Gone are Tom Glavine, Greg Maddux and John Smoltz, but this weekend the Mets skip Tim Hudson, but get Kris Medlen (1-5), Mike Minor (5-2) and Julio Teheran (3-1). If they get through them, the Braves (2.79) have the third-ranked bullpen behind San Francisco and Pittsburgh, and might have the league’s premier closer in Craig Kimbrel.
The Braves have always been about fundamentals, pitching and power, and this season is no different with Justin Upton (14 homers), B.J. Upton and Jason Heyward, an outfield the Mets could only dream about.
Meanwhile, the Mets have been listless offensively, scoring more than four runs only once since beating the Braves, 7-5, on May 3. Their hitters are striking out roughly ten times a game and it is only a matter of time before Ike Davis (.147 and on a 1-for-38 slide) is shipped out to the minors.
The Mets, losers of 10 of their last 12 games, have Jeremy Hefner, Dillon Gee and Shaun Marcum, who are a combined 2-15 going for them. Hefner and Marcum comprise 40 percent of the rotation and have no victories.
Once 10-9, the Mets are 17-27 and in a free fall towards irrelevance. Prior to the Pirates series, when the Mets were 13-17, I wrote where the next two weeks could define their season and that is coming to fruition.

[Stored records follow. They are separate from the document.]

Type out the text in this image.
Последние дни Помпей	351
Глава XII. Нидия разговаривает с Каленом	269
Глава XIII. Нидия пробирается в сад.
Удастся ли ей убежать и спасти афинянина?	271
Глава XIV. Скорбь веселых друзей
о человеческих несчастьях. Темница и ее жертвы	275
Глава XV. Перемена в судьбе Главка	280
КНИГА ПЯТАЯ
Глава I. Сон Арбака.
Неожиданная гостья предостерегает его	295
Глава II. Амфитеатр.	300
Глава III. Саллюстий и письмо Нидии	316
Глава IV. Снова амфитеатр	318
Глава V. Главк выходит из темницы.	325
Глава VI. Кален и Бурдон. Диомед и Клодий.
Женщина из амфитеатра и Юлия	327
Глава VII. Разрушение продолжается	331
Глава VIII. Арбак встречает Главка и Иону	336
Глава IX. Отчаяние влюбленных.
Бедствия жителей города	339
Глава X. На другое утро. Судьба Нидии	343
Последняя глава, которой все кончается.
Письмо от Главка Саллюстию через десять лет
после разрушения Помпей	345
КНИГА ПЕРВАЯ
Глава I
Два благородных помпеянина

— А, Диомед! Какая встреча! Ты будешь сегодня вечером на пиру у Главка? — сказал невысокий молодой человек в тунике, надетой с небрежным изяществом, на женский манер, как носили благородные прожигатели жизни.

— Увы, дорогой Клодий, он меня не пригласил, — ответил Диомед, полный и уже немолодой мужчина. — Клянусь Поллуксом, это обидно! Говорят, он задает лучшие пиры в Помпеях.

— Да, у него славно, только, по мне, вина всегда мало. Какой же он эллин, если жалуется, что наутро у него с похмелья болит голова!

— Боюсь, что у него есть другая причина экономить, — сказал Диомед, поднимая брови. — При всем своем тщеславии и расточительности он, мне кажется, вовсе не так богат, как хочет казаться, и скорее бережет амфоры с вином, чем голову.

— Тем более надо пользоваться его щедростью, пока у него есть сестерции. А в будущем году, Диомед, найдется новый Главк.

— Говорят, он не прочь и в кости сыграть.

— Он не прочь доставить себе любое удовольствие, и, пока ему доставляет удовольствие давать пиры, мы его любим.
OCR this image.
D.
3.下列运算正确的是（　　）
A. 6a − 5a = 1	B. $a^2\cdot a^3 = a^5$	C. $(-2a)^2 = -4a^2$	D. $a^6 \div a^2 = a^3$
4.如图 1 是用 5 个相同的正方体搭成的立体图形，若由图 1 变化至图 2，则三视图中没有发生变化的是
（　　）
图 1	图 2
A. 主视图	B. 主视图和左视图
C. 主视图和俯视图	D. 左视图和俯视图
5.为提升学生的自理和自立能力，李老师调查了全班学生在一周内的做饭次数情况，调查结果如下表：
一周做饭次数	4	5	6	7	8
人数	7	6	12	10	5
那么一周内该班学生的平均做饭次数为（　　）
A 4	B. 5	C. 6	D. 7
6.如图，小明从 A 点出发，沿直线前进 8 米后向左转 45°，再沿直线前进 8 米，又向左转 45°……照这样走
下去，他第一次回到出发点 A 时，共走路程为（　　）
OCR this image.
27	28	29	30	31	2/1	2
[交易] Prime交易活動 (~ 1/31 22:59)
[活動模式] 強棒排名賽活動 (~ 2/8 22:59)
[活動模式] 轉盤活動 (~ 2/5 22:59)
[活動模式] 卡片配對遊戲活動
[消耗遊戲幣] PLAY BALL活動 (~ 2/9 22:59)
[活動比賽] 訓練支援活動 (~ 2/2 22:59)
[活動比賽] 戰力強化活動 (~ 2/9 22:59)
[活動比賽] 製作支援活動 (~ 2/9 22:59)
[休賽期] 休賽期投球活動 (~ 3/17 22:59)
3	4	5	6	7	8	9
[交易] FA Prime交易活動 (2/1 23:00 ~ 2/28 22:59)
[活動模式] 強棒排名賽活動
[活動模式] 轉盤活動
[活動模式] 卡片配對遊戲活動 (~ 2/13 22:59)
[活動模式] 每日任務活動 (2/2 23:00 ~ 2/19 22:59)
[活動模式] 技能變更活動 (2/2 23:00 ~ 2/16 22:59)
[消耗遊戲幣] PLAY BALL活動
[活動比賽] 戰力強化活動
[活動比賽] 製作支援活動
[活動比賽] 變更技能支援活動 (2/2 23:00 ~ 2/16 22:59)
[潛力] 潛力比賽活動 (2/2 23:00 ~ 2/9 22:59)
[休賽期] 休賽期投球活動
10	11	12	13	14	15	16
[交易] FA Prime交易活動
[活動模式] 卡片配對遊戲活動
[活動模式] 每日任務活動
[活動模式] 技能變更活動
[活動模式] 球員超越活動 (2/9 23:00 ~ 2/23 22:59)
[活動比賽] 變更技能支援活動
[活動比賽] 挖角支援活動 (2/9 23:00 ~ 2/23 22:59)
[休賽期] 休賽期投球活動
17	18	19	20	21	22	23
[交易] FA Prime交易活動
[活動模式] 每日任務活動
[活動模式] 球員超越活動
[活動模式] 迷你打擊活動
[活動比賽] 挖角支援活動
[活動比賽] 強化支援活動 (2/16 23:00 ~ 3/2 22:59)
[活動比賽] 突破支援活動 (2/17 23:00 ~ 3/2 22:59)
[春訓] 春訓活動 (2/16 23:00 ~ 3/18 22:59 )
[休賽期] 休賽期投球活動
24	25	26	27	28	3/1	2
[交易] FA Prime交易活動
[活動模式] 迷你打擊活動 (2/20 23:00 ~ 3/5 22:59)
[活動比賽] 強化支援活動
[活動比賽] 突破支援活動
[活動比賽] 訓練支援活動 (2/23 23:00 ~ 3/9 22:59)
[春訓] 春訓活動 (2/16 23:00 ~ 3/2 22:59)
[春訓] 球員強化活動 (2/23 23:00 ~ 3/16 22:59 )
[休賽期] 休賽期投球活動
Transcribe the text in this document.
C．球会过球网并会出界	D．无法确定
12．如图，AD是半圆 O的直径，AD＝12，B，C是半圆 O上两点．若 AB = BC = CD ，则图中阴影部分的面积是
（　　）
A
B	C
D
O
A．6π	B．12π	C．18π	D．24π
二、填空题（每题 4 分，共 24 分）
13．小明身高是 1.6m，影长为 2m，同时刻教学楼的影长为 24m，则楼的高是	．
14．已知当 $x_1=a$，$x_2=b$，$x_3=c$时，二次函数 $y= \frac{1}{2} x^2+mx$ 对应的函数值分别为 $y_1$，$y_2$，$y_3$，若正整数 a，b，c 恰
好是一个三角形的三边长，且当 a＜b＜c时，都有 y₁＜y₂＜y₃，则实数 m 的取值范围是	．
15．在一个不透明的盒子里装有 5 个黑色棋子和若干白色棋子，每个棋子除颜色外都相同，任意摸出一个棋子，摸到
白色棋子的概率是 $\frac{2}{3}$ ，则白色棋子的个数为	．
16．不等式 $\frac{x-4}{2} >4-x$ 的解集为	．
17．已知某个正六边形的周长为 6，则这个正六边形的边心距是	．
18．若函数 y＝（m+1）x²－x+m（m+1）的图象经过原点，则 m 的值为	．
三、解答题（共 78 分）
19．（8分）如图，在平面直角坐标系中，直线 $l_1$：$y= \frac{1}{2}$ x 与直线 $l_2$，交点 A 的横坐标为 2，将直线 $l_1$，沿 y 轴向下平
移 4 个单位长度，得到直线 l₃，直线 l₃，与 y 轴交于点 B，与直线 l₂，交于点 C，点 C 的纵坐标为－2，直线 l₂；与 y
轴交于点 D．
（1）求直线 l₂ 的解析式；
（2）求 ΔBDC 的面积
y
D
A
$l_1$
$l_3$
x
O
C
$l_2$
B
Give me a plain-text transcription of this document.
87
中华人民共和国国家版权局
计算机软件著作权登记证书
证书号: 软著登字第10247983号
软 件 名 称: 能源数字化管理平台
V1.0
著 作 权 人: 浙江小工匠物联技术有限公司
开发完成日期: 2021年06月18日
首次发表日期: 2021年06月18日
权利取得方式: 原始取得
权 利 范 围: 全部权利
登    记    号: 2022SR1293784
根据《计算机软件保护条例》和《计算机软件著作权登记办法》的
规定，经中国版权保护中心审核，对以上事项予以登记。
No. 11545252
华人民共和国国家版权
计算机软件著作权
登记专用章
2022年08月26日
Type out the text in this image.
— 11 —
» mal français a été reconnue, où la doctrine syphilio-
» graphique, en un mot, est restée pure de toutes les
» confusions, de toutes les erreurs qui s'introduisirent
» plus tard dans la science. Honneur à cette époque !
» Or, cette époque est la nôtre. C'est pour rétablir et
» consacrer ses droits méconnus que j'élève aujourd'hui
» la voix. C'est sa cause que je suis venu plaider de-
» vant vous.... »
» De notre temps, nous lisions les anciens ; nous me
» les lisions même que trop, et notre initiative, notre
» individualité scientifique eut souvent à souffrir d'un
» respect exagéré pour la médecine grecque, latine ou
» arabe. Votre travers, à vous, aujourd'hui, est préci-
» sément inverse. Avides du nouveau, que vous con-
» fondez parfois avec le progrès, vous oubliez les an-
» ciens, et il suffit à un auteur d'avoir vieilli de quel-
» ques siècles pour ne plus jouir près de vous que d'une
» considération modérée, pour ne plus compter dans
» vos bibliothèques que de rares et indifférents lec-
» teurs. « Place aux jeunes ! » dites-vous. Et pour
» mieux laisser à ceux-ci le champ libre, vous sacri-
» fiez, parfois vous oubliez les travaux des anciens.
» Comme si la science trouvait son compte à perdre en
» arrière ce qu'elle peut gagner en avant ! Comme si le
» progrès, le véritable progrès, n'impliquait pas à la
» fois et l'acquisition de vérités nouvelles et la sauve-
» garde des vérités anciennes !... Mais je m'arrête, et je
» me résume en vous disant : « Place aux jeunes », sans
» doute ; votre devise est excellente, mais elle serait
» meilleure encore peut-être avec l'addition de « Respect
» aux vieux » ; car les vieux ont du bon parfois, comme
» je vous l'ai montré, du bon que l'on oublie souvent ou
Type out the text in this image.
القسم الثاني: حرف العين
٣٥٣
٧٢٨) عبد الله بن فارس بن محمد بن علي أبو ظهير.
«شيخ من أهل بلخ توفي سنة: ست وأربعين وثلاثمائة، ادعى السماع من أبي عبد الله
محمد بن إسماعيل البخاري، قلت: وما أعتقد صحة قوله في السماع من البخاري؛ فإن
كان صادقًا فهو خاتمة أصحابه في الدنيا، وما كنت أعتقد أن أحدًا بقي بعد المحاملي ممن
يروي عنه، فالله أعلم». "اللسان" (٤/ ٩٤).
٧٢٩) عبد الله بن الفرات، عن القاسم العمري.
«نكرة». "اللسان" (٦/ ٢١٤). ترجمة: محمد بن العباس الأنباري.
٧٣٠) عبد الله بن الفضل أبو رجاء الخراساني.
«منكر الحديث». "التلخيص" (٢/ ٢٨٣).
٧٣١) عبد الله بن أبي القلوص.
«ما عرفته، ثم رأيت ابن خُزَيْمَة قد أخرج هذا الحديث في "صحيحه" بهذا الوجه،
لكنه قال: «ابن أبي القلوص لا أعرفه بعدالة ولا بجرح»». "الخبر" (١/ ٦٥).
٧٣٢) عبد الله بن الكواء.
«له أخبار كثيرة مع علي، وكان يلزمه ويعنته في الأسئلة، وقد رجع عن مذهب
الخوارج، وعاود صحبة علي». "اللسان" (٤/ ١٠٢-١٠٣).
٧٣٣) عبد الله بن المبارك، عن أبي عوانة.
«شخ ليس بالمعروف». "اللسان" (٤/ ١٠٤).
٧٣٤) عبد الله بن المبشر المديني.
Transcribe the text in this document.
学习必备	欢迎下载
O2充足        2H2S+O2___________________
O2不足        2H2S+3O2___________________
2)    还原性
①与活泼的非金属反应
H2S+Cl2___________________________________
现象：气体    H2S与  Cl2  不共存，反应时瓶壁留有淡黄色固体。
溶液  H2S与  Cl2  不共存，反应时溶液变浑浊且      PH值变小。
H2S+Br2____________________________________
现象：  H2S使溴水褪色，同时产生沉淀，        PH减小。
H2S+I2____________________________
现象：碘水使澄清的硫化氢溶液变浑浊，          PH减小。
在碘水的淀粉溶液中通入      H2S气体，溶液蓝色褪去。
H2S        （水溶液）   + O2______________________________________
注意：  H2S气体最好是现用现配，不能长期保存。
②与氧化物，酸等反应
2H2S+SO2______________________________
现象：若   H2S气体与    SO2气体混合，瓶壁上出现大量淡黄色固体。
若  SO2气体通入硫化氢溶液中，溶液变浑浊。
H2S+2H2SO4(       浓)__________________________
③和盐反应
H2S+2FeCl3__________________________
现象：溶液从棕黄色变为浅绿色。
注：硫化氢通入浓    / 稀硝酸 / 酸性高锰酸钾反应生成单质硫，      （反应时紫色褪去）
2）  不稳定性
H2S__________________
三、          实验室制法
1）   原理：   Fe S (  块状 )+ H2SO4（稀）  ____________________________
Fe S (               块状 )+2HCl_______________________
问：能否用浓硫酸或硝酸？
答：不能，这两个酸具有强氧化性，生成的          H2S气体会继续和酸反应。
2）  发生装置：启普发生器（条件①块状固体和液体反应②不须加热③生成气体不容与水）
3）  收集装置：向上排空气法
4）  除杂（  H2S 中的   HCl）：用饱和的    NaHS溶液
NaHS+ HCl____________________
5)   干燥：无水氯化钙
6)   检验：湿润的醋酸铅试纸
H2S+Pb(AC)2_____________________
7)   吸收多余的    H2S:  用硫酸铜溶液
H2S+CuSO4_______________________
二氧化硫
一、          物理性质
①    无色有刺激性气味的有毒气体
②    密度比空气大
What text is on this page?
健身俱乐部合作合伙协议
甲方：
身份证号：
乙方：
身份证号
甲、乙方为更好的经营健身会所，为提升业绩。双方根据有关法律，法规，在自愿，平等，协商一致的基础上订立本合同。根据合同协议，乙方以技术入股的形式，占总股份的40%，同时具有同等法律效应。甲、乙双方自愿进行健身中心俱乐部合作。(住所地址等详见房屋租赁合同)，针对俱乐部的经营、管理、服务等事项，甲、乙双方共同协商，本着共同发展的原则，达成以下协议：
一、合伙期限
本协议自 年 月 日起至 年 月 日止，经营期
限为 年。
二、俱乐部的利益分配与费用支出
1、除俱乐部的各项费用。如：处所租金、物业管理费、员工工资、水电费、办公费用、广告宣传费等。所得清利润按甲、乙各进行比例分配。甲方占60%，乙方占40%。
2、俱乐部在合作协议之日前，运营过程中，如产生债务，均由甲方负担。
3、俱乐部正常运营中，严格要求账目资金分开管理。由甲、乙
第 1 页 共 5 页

The Mets lost three of four to Pittsburgh and St. Louis in consecutive series, won two or three in Chicago, and swept in a three-game series at home by Cincinnati.
After the Braves come four straight with the Yankees, before closing the month at Miami.
June doesn’t get easier as the Mets have six games against the Nationals, three with St. Louis, five in Atlanta (includes a make-up game), three in Philadelphia, two in Chicago against the White Sox, and they fly to Colorado for a one-game make-up on an off-day.
By the time they conclude a nine-game road trip leading into the All-Star break, there is a very realistic chance the Mets could be 20 games under .500 if not 20 games out of first place.
The Mets’ long summer is getting longer and we’re not even through with May.